Search code examples
javaxsltsaxtag-soup

How to do a XSL transform in Java using a not namespace aware parser?


I use tagsoup as (SAX) XMLREader and set the namespace feature to false. This parser is used to feed the Transformer as SAX Source. Complete code:

    final TransformerFactory factory = TransformerFactory.newInstance();
    final Transformer t = factory.newTransformer(new StreamSource(
        getClass().getResourceAsStream("/identity.xsl")));

    final XMLReader p = new Parser(); // the tagsoup parser
    p.setFeature("http://xml.org/sax/features/namespaces", false);

    // getHtml() returns HTML as InputStream
    final Source source = new SAXSource(p, new InputSource(getHtml())); 

    t.transform(source, new StreamResult(System.out));

This results in something like:

< xmlns:html="http://www.w3.org/1999/xhtml">
<>
<>
<>
<>
< height="17" valign="top">

Problem is that the tag names are blank. The XMLReader (tagsoup parser) does report an empty namespaceURI and empty local name in the SAX methods ContentHandler#startElement and ContentHandler#endElement.
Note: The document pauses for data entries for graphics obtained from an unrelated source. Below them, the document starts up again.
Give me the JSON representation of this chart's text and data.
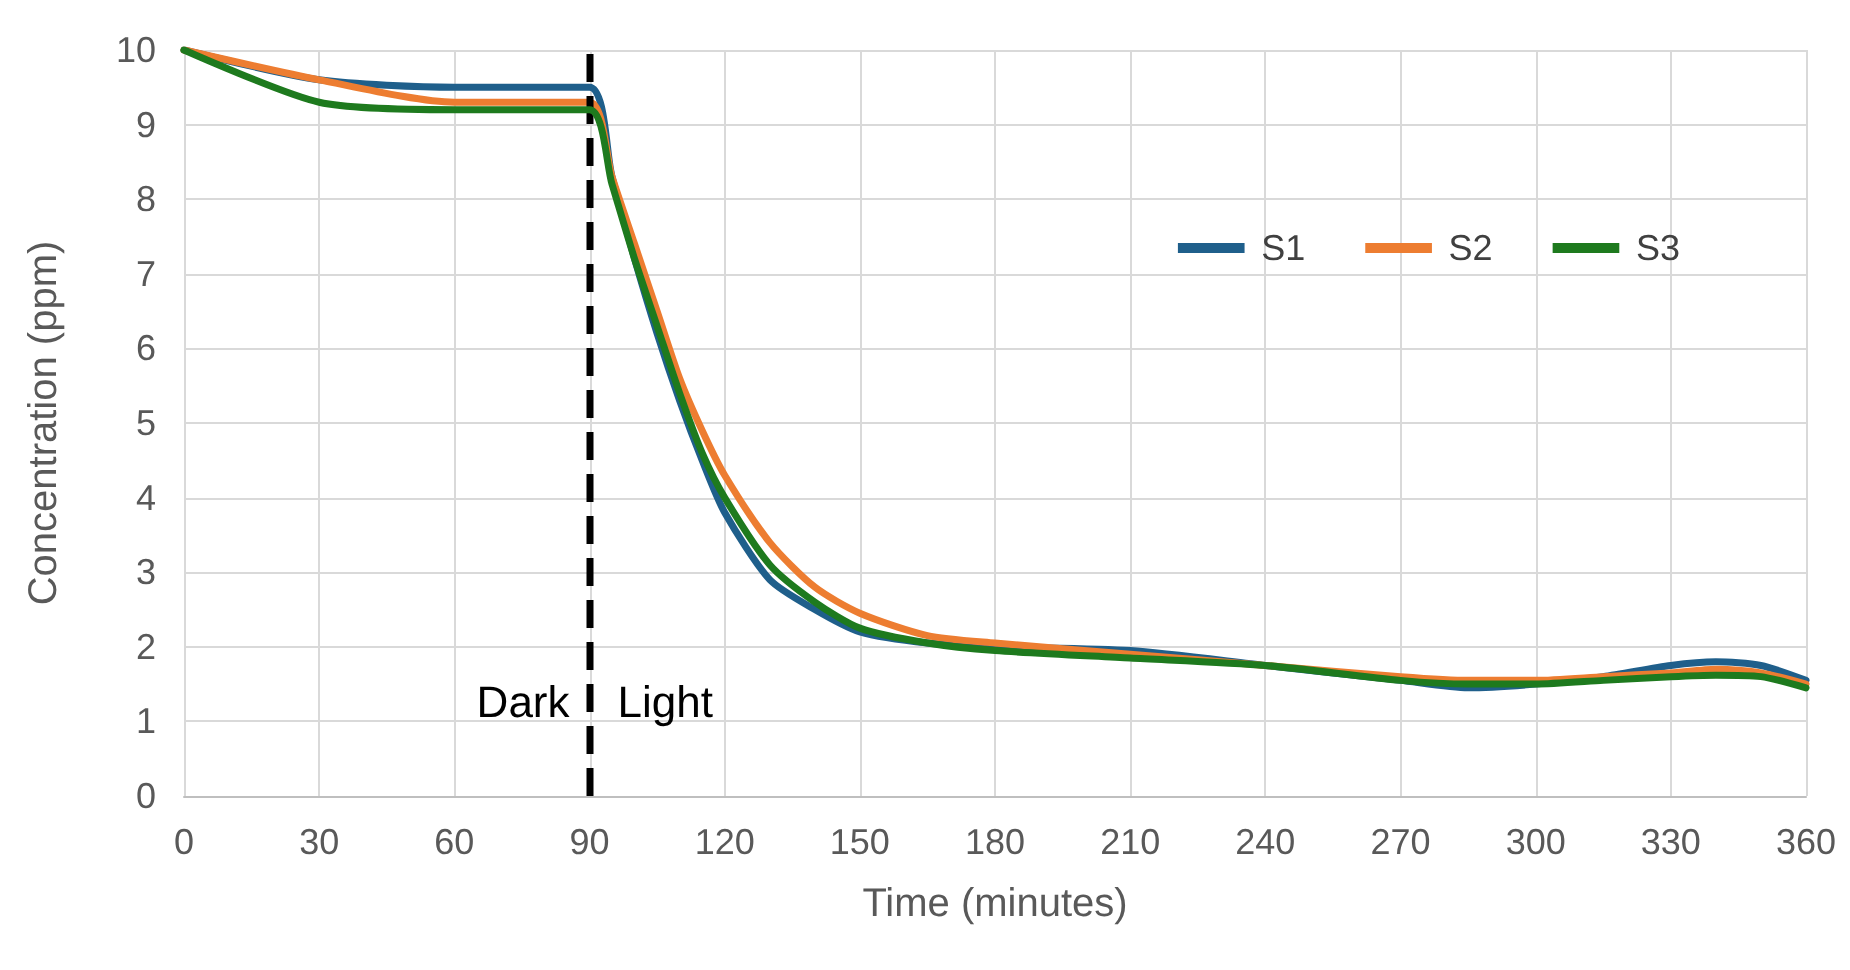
{
  "chart_data": {
    "type": "line",
    "xlabel": "Time (minutes)",
    "ylabel": "Concentration (ppm)",
    "xlim": [
      0,
      360
    ],
    "xticks": [
      0,
      30,
      60,
      90,
      120,
      150,
      180,
      210,
      240,
      270,
      300,
      330,
      360
    ],
    "ylim": [
      0,
      10
    ],
    "yticks": [
      0,
      1,
      2,
      3,
      4,
      5,
      6,
      7,
      8,
      9,
      10
    ],
    "grid": true,
    "legend": "top right",
    "marker": "none",
    "line_style": "solid",
    "x": [
      0,
      30,
      60,
      90,
      95,
      100,
      105,
      110,
      115,
      120,
      130,
      140,
      150,
      165,
      180,
      210,
      240,
      270,
      285,
      300,
      315,
      330,
      340,
      350,
      360
    ],
    "series": [
      {
        "name": "S1",
        "color": "#1f5f8b",
        "values": [
          10,
          9.6,
          9.5,
          9.5,
          8.3,
          7.2,
          6.2,
          5.3,
          4.5,
          3.8,
          2.9,
          2.5,
          2.2,
          2.05,
          2.0,
          1.95,
          1.75,
          1.55,
          1.45,
          1.5,
          1.6,
          1.75,
          1.8,
          1.75,
          1.55
        ]
      },
      {
        "name": "S2",
        "color": "#ed7d31",
        "values": [
          10,
          9.6,
          9.3,
          9.3,
          8.3,
          7.4,
          6.5,
          5.6,
          4.9,
          4.3,
          3.4,
          2.8,
          2.45,
          2.15,
          2.05,
          1.9,
          1.75,
          1.6,
          1.55,
          1.55,
          1.6,
          1.65,
          1.7,
          1.65,
          1.5
        ]
      },
      {
        "name": "S3",
        "color": "#1e7a1e",
        "values": [
          10,
          9.3,
          9.2,
          9.2,
          8.2,
          7.2,
          6.3,
          5.4,
          4.6,
          4.0,
          3.1,
          2.6,
          2.25,
          2.05,
          1.95,
          1.85,
          1.75,
          1.55,
          1.5,
          1.5,
          1.55,
          1.6,
          1.62,
          1.6,
          1.45
        ]
      }
    ],
    "ref_lines": [
      {
        "axis": "x",
        "value": 90,
        "color": "#000000",
        "line_style": "dashed"
      }
    ],
    "annotations": [
      "Dark",
      "Light"
    ]
  }
}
For a not namespace aware parser this is allowed (see Javadoc).

If i add a XMLFilter which copies the value of the qName to the localName, everything goes fine. However, this is not what i want, i expect this works "out of the box". What am i doing wrong? Any input would be appreciated!


Solution

  • I expect this works "out of the box". What am i doing wrong?

    What you are doing wrong is taking a technology (XSLT) that is defined to operate over namespace-well-formed XML and attempting to apply it to data that it is not intended to work with. If you want to use XSLT then you must enable namespaces, declare a prefix for the http://www.w3.org/1999/xhtml namespace in your stylesheet, and use that prefix consistently in your XPath expressions.

    If your transformer understands XSLT 2.0 (e.g. Saxon 9) then instead of declaring a prefix and prefixing your element names in XPath expressions, you can put xpath-default-namespace="http://www.w3.org/1999/xhtml" on the xsl:stylesheet element to make it treat unprefixed element names as references to that namespace. But in XSLT 1.0 (the default built-in Java Transformer implementation) your only option is to use a prefix.